A drop in milk production is the most obvious dairy cow heat stress symptom. Next to that, heat stress in dairy cows has a negative impact on cow fertility68 for a number of reasons:

• Systemic immune activation as a result of heat stress in cattle reduces fertility
• An increased body temperature as a result of heat stress in dairy cows has a negative effect on the quality of oocysts, embryonic growth, gonadotropin secretion, ovarian follicular growth steroidogenesis, development of the corpus luteum, and uterine endometrial responses⁶⁷
• Heat stress dairy cows do not express signs of heat due to lethargy because they want to reduce activity to the absolute minimum

Elevated temperatures lead to signs of stress in dairy cows. Heat stress cows are breathing rapidly (“panting”). The animal in this video is drooling and leaking milk as a result of heat stress in cattle.

How to recognise heat stress in cows? Clinical signs of heat stress in cattle are:

• Panting
• Drooling
• Milk leakage
• A drop in milk production
• Standing up for long periods of time

Apart from a drop in milk production and a reduction of fertility, heat stress in dairy cows has a number of other negative effects. Heat stress in cattle increases the risk to develop mastitis80. If heat stress in dairy cows is present, animals in a herd group together in shaded areas of fields. The ground soon gets poached and contaminated with mastitis pathogens, which increases the risk of environmental mastitis in heat stress cows.

Similar effects can be seen in housed heat stress dairy cows if they congregate and lie in inappropriate places. Heat stress in cattle also results in a higher percentage of lameness, as an increase of the THI leading to heat stress in dairy cows results in an increase of standing time and a decrease of resting time⁷⁵,

Heat stress in cows results in an increase of mortality⁷⁶. Lastly, during the dry cow period, dairy cow heat stress results in a lower birth weight of calves and a reduced milk yield in the next lactation^70,79.

In case of risk for heat stress in cattle, ensure sufficient shade is available to all animals. If there is not enough space for all animals, the high ranking cows in the group will occupy all space in the shade and the animals low in rank will be exposed to direct sunlight continuously increasing the risk of heat stress in cows.

Production parameters may already change before any clinical signs of heat stress in dairy cows become visible. It usually takes 24-48 hours before heat stress in dairy cows results in a drop of milk production. Milk composition in heat stress cows changes at an earlier stage and may thus be a better indicator for early diagnosis of heat stress in cattle⁶⁶.

Managing heat stress in dairy cows requires a holistic approach^66,70

Heat stress in cattle can be reduced by using fans to cool the animals, with or without cooling the air by adding water. An alternative method to reduce heat stress in cows is wetting the cows with sprinklers. Heat stress in dairy cows increases water consumption by 1.2 kg/day per 1°C rise in environmental temperature⁷⁷, therefore, ample water points should be available across the enclosures or pasture to ensure heat stress cows can drink when they want to.
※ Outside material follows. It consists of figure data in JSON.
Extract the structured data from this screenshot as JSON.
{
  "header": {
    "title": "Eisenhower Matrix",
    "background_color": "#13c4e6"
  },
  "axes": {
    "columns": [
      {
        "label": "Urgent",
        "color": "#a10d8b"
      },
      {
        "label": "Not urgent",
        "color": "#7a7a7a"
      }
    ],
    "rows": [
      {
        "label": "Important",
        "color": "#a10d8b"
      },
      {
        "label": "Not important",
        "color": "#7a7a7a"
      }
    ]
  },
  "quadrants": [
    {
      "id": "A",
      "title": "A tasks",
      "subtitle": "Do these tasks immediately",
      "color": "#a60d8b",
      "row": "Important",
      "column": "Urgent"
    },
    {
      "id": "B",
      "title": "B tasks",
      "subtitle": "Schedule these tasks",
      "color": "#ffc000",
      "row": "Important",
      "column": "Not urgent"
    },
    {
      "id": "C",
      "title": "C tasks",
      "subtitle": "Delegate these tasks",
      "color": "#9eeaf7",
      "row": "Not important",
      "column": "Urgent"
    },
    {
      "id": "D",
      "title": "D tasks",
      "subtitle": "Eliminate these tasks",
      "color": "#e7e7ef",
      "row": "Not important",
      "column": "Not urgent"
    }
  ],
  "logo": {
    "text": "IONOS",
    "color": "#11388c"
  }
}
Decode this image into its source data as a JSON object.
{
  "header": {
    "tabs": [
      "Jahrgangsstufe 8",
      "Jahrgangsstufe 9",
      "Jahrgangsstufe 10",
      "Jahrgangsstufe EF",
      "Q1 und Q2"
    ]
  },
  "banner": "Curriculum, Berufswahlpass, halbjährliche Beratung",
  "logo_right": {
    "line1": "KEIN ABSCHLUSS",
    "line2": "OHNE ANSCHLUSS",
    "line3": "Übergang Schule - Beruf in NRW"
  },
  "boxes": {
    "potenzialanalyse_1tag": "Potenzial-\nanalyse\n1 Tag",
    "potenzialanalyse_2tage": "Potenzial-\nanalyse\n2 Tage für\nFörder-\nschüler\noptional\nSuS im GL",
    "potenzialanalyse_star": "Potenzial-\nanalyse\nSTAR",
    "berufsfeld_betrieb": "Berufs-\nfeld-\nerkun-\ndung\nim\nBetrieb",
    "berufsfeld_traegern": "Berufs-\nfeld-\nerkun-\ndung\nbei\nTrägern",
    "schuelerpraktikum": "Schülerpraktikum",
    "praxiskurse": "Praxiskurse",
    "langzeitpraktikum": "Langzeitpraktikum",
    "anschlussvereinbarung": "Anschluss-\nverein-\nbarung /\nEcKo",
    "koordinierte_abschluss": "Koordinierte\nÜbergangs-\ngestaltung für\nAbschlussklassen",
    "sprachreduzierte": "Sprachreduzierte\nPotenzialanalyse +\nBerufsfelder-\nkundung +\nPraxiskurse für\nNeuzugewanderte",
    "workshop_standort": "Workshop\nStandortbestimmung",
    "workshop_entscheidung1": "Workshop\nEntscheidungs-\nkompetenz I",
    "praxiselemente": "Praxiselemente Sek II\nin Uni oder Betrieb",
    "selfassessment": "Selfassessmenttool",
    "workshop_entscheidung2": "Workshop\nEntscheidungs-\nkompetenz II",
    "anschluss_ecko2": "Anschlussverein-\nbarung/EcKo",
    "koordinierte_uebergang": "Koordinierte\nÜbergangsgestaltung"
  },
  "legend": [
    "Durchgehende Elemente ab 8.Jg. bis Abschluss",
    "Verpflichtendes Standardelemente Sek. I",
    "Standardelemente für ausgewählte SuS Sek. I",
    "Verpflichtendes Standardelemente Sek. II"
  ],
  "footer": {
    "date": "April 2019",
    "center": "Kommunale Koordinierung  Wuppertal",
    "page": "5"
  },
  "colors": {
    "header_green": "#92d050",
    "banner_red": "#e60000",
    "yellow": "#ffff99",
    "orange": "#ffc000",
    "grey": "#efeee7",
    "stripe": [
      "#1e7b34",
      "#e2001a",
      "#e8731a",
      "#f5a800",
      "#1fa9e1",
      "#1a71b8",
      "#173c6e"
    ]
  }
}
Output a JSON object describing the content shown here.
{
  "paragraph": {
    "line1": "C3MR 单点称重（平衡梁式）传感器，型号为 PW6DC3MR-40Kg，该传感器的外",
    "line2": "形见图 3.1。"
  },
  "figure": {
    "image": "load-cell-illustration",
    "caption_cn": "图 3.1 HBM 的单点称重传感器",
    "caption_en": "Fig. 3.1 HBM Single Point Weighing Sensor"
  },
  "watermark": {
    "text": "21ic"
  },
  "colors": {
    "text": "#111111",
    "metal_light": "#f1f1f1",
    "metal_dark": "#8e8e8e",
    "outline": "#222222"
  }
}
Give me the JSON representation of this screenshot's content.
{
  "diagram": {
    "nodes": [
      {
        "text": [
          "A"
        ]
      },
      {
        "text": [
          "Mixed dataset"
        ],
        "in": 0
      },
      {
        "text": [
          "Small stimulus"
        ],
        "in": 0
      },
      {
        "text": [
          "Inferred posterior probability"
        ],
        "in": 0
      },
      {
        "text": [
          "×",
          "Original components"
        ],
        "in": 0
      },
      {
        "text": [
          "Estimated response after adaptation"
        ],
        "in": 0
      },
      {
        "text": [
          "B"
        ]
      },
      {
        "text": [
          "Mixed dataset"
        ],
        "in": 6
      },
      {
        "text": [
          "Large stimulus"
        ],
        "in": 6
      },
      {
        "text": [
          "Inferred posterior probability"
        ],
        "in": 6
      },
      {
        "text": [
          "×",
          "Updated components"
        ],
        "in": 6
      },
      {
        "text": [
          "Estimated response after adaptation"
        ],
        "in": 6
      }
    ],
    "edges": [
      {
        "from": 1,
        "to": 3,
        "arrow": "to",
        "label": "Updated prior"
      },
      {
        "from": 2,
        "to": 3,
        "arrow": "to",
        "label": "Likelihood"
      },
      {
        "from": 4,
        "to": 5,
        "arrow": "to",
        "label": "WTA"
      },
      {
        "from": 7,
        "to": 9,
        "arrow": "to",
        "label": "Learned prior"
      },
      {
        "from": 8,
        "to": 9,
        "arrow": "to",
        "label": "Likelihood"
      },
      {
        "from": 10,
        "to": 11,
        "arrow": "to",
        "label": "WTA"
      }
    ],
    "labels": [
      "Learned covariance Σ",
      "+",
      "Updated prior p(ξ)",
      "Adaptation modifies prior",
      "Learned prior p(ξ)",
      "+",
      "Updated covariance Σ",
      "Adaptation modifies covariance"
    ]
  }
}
Cooling the drinking water to 10 °C can reduce signs of stress in cows. Provide shade to all the heat stress cows and optimise quality of the flooring, to reduce the risk of lameness when heat stress dairy cows are standing for longer periods of time. In case of heat stress in cattle, consider timing of feeding and provide fresh feed during the cooler periods of the day. Reformulat of the diet of heat stress cows in favor of glucogenic energy and ensure cooling at the feed bunk. Supplementation with feed additives that normalise rumen pH and reduce systemic immune activation can reduce the risk of problems as a result of heat stress in dairy cows⁷¹. Reduce the risk of hindgut acidosis as a result of heat stress in dairy cows with prebiotics such as Selko LactiBute.

Ideally, a programme for heat stress in cattle should be implemented about three weeks before the cows become affected by dairy cow heat stress to give the animals enough time to adjust to the changes.